In truth, I think of my grandfather often when engaging in both lines of vocation. None more so than last week, with the news that recently-introduced national slaughterhouse policies in Paraguay would phase out the use of the shackle and hoist method by the end of 2017 in their regular course of operation after undercover footage brought daylight to these disturbing practices. While the shackle and hoist method of slaughter is singularly brutal, why should a rabbi care about Paraguayan abattoir regulations? Because Paraguay is among the largest exporters of kosher meat to Israel, and while Israel bans the shackling and hoisting method within its borders, guidelines on the books are being enforced within Israel but are being ignored by Israeli authorities in foreign establishments outside of the country. And, unfortunately, imported beef in Israel today is the rule, not the exception.
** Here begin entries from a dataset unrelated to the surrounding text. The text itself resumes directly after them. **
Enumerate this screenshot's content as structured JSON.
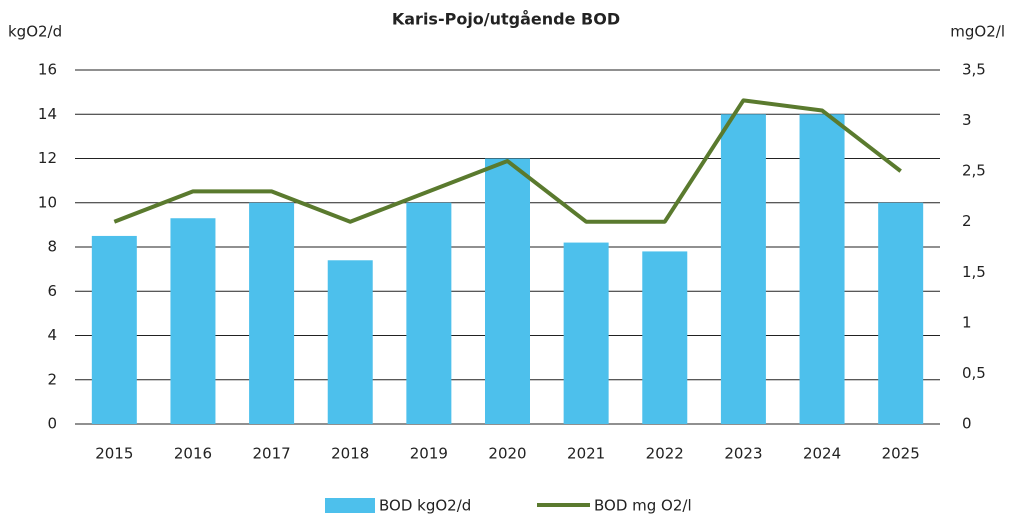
{
  "chart_data": {
    "type": "bar_line",
    "title": "Karis-Pojo/utgående BOD",
    "y_label": "kgO2/d",
    "y2_label": "mgO2/l",
    "categories": [
      "2015",
      "2016",
      "2017",
      "2018",
      "2019",
      "2020",
      "2021",
      "2022",
      "2023",
      "2024",
      "2025"
    ],
    "series": [
      {
        "name": "BOD kgO2/d",
        "type": "bar",
        "color": "#4dc0ec",
        "values": [
          8.5,
          9.3,
          10,
          7.4,
          10,
          12,
          8.2,
          7.8,
          14,
          14,
          10
        ]
      },
      {
        "name": "BOD mg O2/l",
        "type": "line",
        "axis": "y2",
        "color": "#5a7a2e",
        "values": [
          2.0,
          2.3,
          2.3,
          2.0,
          2.3,
          2.6,
          2.0,
          2.0,
          3.2,
          3.1,
          2.5
        ]
      }
    ],
    "ylim": [
      0,
      16
    ],
    "yticks": [
      0,
      2,
      4,
      6,
      8,
      10,
      12,
      14,
      16
    ],
    "y2lim": [
      0,
      3.5
    ],
    "y2ticks": [
      0,
      {
        "value": 0.5,
        "label": "0,5"
      },
      1,
      {
        "value": 1.5,
        "label": "1,5"
      },
      2,
      {
        "value": 2.5,
        "label": "2,5"
      },
      3,
      {
        "value": 3.5,
        "label": "3,5"
      }
    ],
    "grid": true,
    "legend": "bottom"
  }
}
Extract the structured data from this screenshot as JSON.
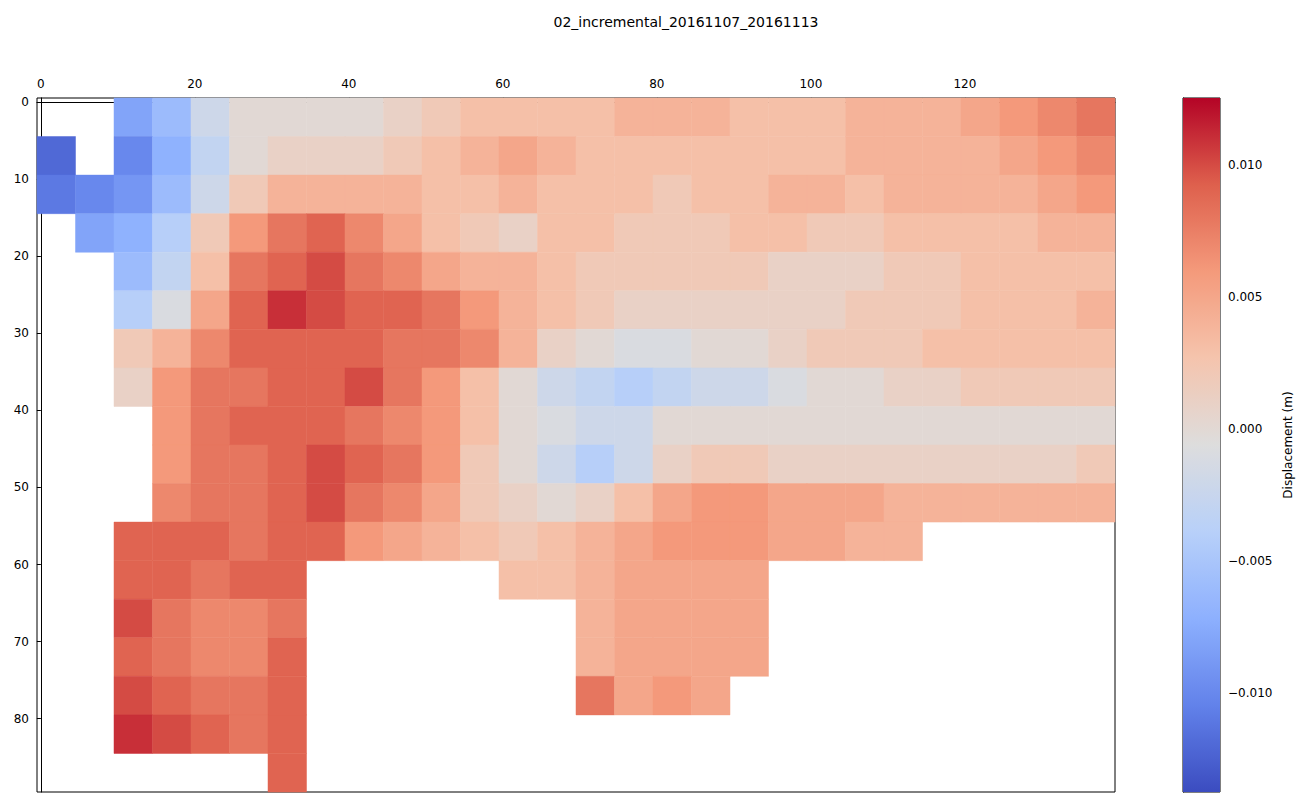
{
  "chart_data": {
    "type": "heatmap",
    "title": "02_incremental_20161107_20161113",
    "color": "coolwarm",
    "grid": false,
    "x": [
      2,
      7,
      12,
      17,
      22,
      27,
      32,
      37,
      42,
      47,
      52,
      57,
      62,
      67,
      72,
      77,
      82,
      87,
      92,
      97,
      102,
      107,
      112,
      117,
      122,
      127,
      132,
      137
    ],
    "y": [
      2,
      7,
      12,
      17,
      22,
      27,
      32,
      37,
      42,
      47,
      52,
      57,
      62,
      67,
      72,
      77,
      82,
      87
    ],
    "xlim": [
      -0.5,
      139.5
    ],
    "ylim": [
      89.5,
      -0.5
    ],
    "xticks": [
      0,
      20,
      40,
      60,
      80,
      100,
      120
    ],
    "yticks": [
      0,
      10,
      20,
      30,
      40,
      50,
      60,
      70,
      80
    ],
    "z": [
      [
        null,
        null,
        -0.008,
        -0.006,
        -0.002,
        0.0,
        0.0,
        0.0,
        0.0,
        0.001,
        0.002,
        0.003,
        0.003,
        0.003,
        0.003,
        0.004,
        0.004,
        0.004,
        0.003,
        0.003,
        0.003,
        0.004,
        0.004,
        0.004,
        0.005,
        0.006,
        0.007,
        0.008
      ],
      [
        -0.012,
        null,
        -0.01,
        -0.007,
        -0.003,
        0.0,
        0.001,
        0.001,
        0.001,
        0.002,
        0.003,
        0.004,
        0.005,
        0.004,
        0.003,
        0.003,
        0.003,
        0.003,
        0.003,
        0.003,
        0.003,
        0.004,
        0.004,
        0.004,
        0.004,
        0.005,
        0.006,
        0.007
      ],
      [
        -0.011,
        -0.01,
        -0.009,
        -0.006,
        -0.002,
        0.002,
        0.004,
        0.004,
        0.004,
        0.004,
        0.003,
        0.003,
        0.004,
        0.003,
        0.003,
        0.003,
        0.002,
        0.003,
        0.003,
        0.004,
        0.004,
        0.003,
        0.004,
        0.004,
        0.004,
        0.004,
        0.005,
        0.006
      ],
      [
        null,
        -0.008,
        -0.007,
        -0.004,
        0.002,
        0.006,
        0.008,
        0.009,
        0.007,
        0.005,
        0.003,
        0.002,
        0.001,
        0.003,
        0.003,
        0.002,
        0.002,
        0.002,
        0.003,
        0.003,
        0.002,
        0.002,
        0.003,
        0.003,
        0.003,
        0.003,
        0.004,
        0.004
      ],
      [
        null,
        null,
        -0.006,
        -0.003,
        0.003,
        0.008,
        0.009,
        0.01,
        0.008,
        0.007,
        0.005,
        0.004,
        0.004,
        0.003,
        0.002,
        0.002,
        0.002,
        0.002,
        0.002,
        0.001,
        0.001,
        0.001,
        0.002,
        0.002,
        0.003,
        0.003,
        0.003,
        0.003
      ],
      [
        null,
        null,
        -0.004,
        -0.001,
        0.005,
        0.009,
        0.011,
        0.01,
        0.009,
        0.009,
        0.008,
        0.006,
        0.004,
        0.003,
        0.002,
        0.001,
        0.001,
        0.001,
        0.001,
        0.001,
        0.001,
        0.002,
        0.002,
        0.002,
        0.003,
        0.003,
        0.003,
        0.004
      ],
      [
        null,
        null,
        0.002,
        0.004,
        0.007,
        0.009,
        0.009,
        0.009,
        0.009,
        0.008,
        0.008,
        0.007,
        0.004,
        0.001,
        0.0,
        -0.001,
        -0.001,
        0.0,
        0.0,
        0.001,
        0.002,
        0.002,
        0.002,
        0.003,
        0.003,
        0.003,
        0.003,
        0.003
      ],
      [
        null,
        null,
        0.001,
        0.006,
        0.008,
        0.008,
        0.009,
        0.009,
        0.01,
        0.008,
        0.006,
        0.003,
        0.0,
        -0.002,
        -0.003,
        -0.004,
        -0.003,
        -0.002,
        -0.002,
        -0.001,
        0.0,
        0.0,
        0.001,
        0.001,
        0.002,
        0.002,
        0.002,
        0.002
      ],
      [
        null,
        null,
        null,
        0.006,
        0.008,
        0.009,
        0.009,
        0.009,
        0.008,
        0.007,
        0.006,
        0.003,
        0.0,
        -0.001,
        -0.002,
        -0.002,
        0.0,
        0.0,
        0.0,
        0.0,
        0.0,
        0.0,
        0.0,
        0.0,
        0.0,
        0.0,
        0.0,
        0.0
      ],
      [
        null,
        null,
        null,
        0.006,
        0.008,
        0.008,
        0.009,
        0.01,
        0.009,
        0.008,
        0.006,
        0.002,
        0.0,
        -0.002,
        -0.004,
        -0.002,
        0.001,
        0.002,
        0.002,
        0.001,
        0.001,
        0.001,
        0.001,
        0.001,
        0.001,
        0.001,
        0.001,
        0.002
      ],
      [
        null,
        null,
        null,
        0.007,
        0.008,
        0.008,
        0.009,
        0.01,
        0.008,
        0.007,
        0.005,
        0.002,
        0.001,
        0.0,
        0.001,
        0.003,
        0.005,
        0.006,
        0.006,
        0.005,
        0.005,
        0.005,
        0.004,
        0.004,
        0.004,
        0.004,
        0.004,
        0.004
      ],
      [
        null,
        null,
        0.009,
        0.009,
        0.009,
        0.008,
        0.009,
        0.009,
        0.006,
        0.005,
        0.004,
        0.003,
        0.002,
        0.003,
        0.004,
        0.005,
        0.006,
        0.006,
        0.006,
        0.005,
        0.005,
        0.004,
        0.004,
        null,
        null,
        null,
        null,
        null
      ],
      [
        null,
        null,
        0.009,
        0.009,
        0.008,
        0.009,
        0.009,
        null,
        null,
        null,
        null,
        null,
        0.003,
        0.003,
        0.004,
        0.005,
        0.005,
        0.005,
        0.005,
        null,
        null,
        null,
        null,
        null,
        null,
        null,
        null,
        null
      ],
      [
        null,
        null,
        0.01,
        0.008,
        0.007,
        0.007,
        0.008,
        null,
        null,
        null,
        null,
        null,
        null,
        null,
        0.004,
        0.005,
        0.005,
        0.005,
        0.005,
        null,
        null,
        null,
        null,
        null,
        null,
        null,
        null,
        null
      ],
      [
        null,
        null,
        0.009,
        0.008,
        0.007,
        0.007,
        0.009,
        null,
        null,
        null,
        null,
        null,
        null,
        null,
        0.004,
        0.005,
        0.005,
        0.005,
        0.005,
        null,
        null,
        null,
        null,
        null,
        null,
        null,
        null,
        null
      ],
      [
        null,
        null,
        0.01,
        0.009,
        0.008,
        0.008,
        0.009,
        null,
        null,
        null,
        null,
        null,
        null,
        null,
        0.008,
        0.005,
        0.006,
        0.005,
        null,
        null,
        null,
        null,
        null,
        null,
        null,
        null,
        null,
        null
      ],
      [
        null,
        null,
        0.011,
        0.01,
        0.009,
        0.008,
        0.009,
        null,
        null,
        null,
        null,
        null,
        null,
        null,
        null,
        null,
        null,
        null,
        null,
        null,
        null,
        null,
        null,
        null,
        null,
        null,
        null,
        null
      ],
      [
        null,
        null,
        null,
        null,
        null,
        null,
        0.009,
        null,
        null,
        null,
        null,
        null,
        null,
        null,
        null,
        null,
        null,
        null,
        null,
        null,
        null,
        null,
        null,
        null,
        null,
        null,
        null,
        null
      ]
    ],
    "colorbar_label": "Displacement (m)",
    "clim": [
      -0.01375,
      0.01254
    ],
    "cticks": [
      {
        "value": -0.01,
        "label": "−0.010"
      },
      {
        "value": -0.005,
        "label": "−0.005"
      },
      {
        "value": 0,
        "label": "0.000"
      },
      {
        "value": 0.005,
        "label": "0.005"
      },
      {
        "value": 0.01,
        "label": "0.010"
      }
    ]
  }
}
It is a lamentable statement on the kosher meat industry that the demand to satiate the taste for cheap steak, veal, and other products has created a cycle of deprivation, suffering, and extraordinary cruelty to innocent creatures.
What was once the purview of family or small-farm-owned operations has grown into an almost unstoppable behemoth of callousness towards God’s creatures. Industry officials have taken the position that kosher consumers would rather ignore the actuality of animals being mistreated as long as meat is cheap and available. They view their role as only improving accessibility to their “product.” This position is as religiously offensive as it is morally unsustainable.